Rafael Hernandez and Todd French, assistant professors and codirectors of the Renewable Fuels and Chemicals Laboratory at the university's Dave C. Swalm School of Chemical Engineering, are looking at ways to use microorganisms to convert sugars from waste into fats that can then be extracted as oil to be used in the production of biodiesel.

Municipal wastewater already includes microorganisms that can be fed sugars to produce oil. Microorganisms that are added to wastewater during the treatment process might also be used to produce oil. Hernandez said the overall goal is to convert municipal wastewater treatment plants into dual-purpose facilities that treat wastewater to meet U.S. EPA standards and produce a feedstock for biodiesel that meets ASTM standards. The glycerin that is produced during the process can be used by microorganisms to produce more oil, French added.

The university plans to implement a pilot-scale wastewater treatment and feedstock production facility within 18 months. Hernandez estimated that if the process could be perfected and implemented on a national scale, the United States might produce 5 billion to 7 billion gallons of oil annually.

A carbohydrate found in shrimp, crab and lobster shells might also be a source of oil for biodiesel production. Chitin, a derivative of glucose found in the exoskeletons of crustaceans, is a major portion of seafood processing industry waste.
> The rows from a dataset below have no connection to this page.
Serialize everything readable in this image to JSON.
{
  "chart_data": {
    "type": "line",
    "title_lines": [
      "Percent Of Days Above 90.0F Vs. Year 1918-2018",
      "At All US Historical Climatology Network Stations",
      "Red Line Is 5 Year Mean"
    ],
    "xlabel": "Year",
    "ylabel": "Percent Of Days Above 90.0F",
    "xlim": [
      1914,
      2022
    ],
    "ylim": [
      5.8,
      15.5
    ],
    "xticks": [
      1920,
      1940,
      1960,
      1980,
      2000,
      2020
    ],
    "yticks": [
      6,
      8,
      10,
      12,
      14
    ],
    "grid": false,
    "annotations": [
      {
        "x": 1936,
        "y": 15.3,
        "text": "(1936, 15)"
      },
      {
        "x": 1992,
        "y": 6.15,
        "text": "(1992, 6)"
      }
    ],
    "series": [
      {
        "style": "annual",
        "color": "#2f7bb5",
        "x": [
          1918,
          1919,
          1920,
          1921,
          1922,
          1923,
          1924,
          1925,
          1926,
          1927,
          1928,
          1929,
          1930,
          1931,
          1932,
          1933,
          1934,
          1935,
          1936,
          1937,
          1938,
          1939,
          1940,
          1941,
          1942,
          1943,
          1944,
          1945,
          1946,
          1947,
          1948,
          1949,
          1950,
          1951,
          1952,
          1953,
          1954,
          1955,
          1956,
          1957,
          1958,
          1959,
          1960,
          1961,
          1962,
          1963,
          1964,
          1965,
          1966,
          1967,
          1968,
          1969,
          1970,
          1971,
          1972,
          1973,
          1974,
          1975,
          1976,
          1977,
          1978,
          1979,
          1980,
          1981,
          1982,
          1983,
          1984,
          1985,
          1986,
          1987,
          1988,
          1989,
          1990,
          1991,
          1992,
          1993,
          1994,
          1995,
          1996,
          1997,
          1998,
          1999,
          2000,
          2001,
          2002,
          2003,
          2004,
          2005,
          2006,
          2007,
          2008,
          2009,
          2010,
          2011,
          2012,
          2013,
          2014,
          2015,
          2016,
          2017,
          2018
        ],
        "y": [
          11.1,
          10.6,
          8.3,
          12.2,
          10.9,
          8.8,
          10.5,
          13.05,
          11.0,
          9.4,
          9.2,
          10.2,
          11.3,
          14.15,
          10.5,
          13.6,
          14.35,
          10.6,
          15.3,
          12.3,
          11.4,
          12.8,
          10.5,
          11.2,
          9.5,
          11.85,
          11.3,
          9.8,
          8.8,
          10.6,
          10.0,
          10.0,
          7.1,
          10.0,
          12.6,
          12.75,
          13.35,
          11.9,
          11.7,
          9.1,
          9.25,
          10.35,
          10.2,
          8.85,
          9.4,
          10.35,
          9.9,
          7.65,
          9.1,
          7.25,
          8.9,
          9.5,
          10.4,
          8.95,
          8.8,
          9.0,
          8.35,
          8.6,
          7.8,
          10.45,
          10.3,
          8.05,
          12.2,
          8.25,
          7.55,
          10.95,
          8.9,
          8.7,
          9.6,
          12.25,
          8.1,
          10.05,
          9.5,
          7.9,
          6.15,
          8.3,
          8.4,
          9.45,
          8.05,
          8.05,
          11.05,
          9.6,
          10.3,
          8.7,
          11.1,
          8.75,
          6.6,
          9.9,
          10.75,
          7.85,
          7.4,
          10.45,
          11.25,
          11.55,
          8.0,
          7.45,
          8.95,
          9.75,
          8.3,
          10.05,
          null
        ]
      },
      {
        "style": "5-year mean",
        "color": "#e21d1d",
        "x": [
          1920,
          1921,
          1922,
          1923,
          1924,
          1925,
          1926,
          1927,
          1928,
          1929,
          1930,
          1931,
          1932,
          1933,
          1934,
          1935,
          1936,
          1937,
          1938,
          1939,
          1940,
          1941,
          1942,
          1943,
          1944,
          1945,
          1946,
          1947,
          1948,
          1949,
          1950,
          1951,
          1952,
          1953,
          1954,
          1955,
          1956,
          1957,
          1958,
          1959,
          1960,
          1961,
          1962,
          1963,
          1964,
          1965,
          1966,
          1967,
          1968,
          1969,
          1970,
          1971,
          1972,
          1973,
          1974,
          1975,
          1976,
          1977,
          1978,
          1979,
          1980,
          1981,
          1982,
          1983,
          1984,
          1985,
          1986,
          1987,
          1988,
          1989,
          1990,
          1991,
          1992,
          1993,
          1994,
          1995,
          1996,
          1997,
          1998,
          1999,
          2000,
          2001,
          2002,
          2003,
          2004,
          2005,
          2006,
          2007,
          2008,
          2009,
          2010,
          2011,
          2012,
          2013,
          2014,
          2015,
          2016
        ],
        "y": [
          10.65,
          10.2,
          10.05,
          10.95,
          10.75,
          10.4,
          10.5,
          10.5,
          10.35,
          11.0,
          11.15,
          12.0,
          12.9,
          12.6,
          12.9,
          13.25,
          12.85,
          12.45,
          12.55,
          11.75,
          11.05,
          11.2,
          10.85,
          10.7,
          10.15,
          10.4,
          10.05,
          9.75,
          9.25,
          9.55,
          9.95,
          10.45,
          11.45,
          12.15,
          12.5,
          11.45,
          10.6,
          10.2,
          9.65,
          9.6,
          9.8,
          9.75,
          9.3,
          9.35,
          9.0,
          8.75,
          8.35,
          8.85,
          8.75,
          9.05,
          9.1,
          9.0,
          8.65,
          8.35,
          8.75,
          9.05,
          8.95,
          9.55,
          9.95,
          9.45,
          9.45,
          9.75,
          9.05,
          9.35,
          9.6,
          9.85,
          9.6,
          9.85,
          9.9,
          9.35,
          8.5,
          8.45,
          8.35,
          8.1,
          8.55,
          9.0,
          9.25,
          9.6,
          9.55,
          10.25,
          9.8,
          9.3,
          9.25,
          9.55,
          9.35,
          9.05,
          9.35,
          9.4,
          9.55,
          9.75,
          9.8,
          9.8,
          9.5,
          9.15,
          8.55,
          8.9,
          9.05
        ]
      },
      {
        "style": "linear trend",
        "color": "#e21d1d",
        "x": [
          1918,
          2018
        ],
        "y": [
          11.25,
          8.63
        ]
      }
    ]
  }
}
Hernandez and French are looking at ways to add value to the millions of tons of seafood waste that are produced each year in the Gulf states of Mississippi, Alabama and Louisiana. Currently, seafood processors each spend an average of $145,000 annually to dispose of the waste.

According to French, the process used to make oil for biodiesel includes treating the seafood waste with acid and then adding the mixture to vats of microorganisms, which consume the chitin and then convert it into fat, from which oil can be extracted. The process has been tested using synthetic seafood ingredients and will soon be tested using real seafood waste provided by Gollott's Seafood in Biloxi, Miss.

The laboratory's research is funded by grants from the EPA and the Mississippi-Alabama Sea Grant Consortium.